Scottish engineering company, Orbital Marine Power (Orbital), has been awarded US $4.2m by the Scottish Government to assist in the delivery of the next generation O2 floating tidal energy turbine which is expected to be the ‘world’s most powerful floating tidal turbine’.

This fund is the first of the Scottish Government’s US $12.3m Saltire Tidal Energy Challenge Fund that is meant to support the development of tidal energy in Scotland.

Also Read: Russia launches world’s first floating nuclear reactor

The O2 floating tidal energy turbine

The O2 floating tidal energy turbine will be assembled by Texo Group, a Scottish company, at their new quayside facilities in Dundee. Gray Fabrication shall be manufacturing the turbines key components in Cupar using material from Liberty Steel in Motherwell.

Upon completion the 72-metre long O2 turbine, whose rotors will be able to turn 180° in order to allow power to be extracted from both tidal directions, shall be installed at the European Marine Energy Centre in Orkney. It will be capable of generating more than 2MW from tidal stream resources, enough to power not less than 1,700 homes a year.

A world lead in marine renewable technologies

Scottish Energy Minister Paul Wheelhouse commented on this uptake saying, that they have established a world lead in marine renewable technologies and this project represents a significant step forward in technological development. “We are also delighted that this landmark turbine will be built in Scotland,” he added.

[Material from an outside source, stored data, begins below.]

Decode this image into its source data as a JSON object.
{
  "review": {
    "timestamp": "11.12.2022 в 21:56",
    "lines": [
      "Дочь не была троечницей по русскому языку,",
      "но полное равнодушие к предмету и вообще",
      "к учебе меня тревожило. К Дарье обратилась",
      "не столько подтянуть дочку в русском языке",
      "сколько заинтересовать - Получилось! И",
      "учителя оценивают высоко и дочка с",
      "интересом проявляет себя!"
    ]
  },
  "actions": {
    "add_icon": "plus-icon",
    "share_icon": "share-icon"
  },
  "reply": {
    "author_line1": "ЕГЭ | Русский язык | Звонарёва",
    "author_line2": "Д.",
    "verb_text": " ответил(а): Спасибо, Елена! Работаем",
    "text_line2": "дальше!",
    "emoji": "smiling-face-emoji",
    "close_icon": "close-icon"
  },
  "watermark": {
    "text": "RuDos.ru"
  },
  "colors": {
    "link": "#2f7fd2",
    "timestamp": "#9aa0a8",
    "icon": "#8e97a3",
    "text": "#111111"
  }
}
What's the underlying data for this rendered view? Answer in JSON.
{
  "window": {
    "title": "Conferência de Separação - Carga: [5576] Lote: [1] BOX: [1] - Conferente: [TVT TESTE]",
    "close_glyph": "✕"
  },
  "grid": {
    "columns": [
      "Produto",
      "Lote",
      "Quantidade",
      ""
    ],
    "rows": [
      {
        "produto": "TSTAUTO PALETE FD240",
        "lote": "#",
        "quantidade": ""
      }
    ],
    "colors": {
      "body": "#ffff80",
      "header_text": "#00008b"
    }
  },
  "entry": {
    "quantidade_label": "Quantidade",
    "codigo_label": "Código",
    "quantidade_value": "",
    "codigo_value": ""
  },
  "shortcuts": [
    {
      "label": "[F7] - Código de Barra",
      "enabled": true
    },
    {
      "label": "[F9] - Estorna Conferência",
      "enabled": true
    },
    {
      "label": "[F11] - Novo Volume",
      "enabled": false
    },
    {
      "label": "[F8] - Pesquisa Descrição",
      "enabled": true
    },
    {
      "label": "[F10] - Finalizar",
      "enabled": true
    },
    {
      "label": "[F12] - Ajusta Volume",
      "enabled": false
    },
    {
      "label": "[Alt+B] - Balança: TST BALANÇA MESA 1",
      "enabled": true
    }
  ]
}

Furthermore the minister mentioned that the government believes that the project will reveal how this emerging industrial sector has the ability to deliver new jobs and open up diversification opportunities for the United Kingdom’s supply chain in the growing global market while at the same time, pioneering solutions for a zero carbon future for the country’s energy mix.

Scotland has an estimated one third of the UK’s tidal stream resources and two thirds of wave resources.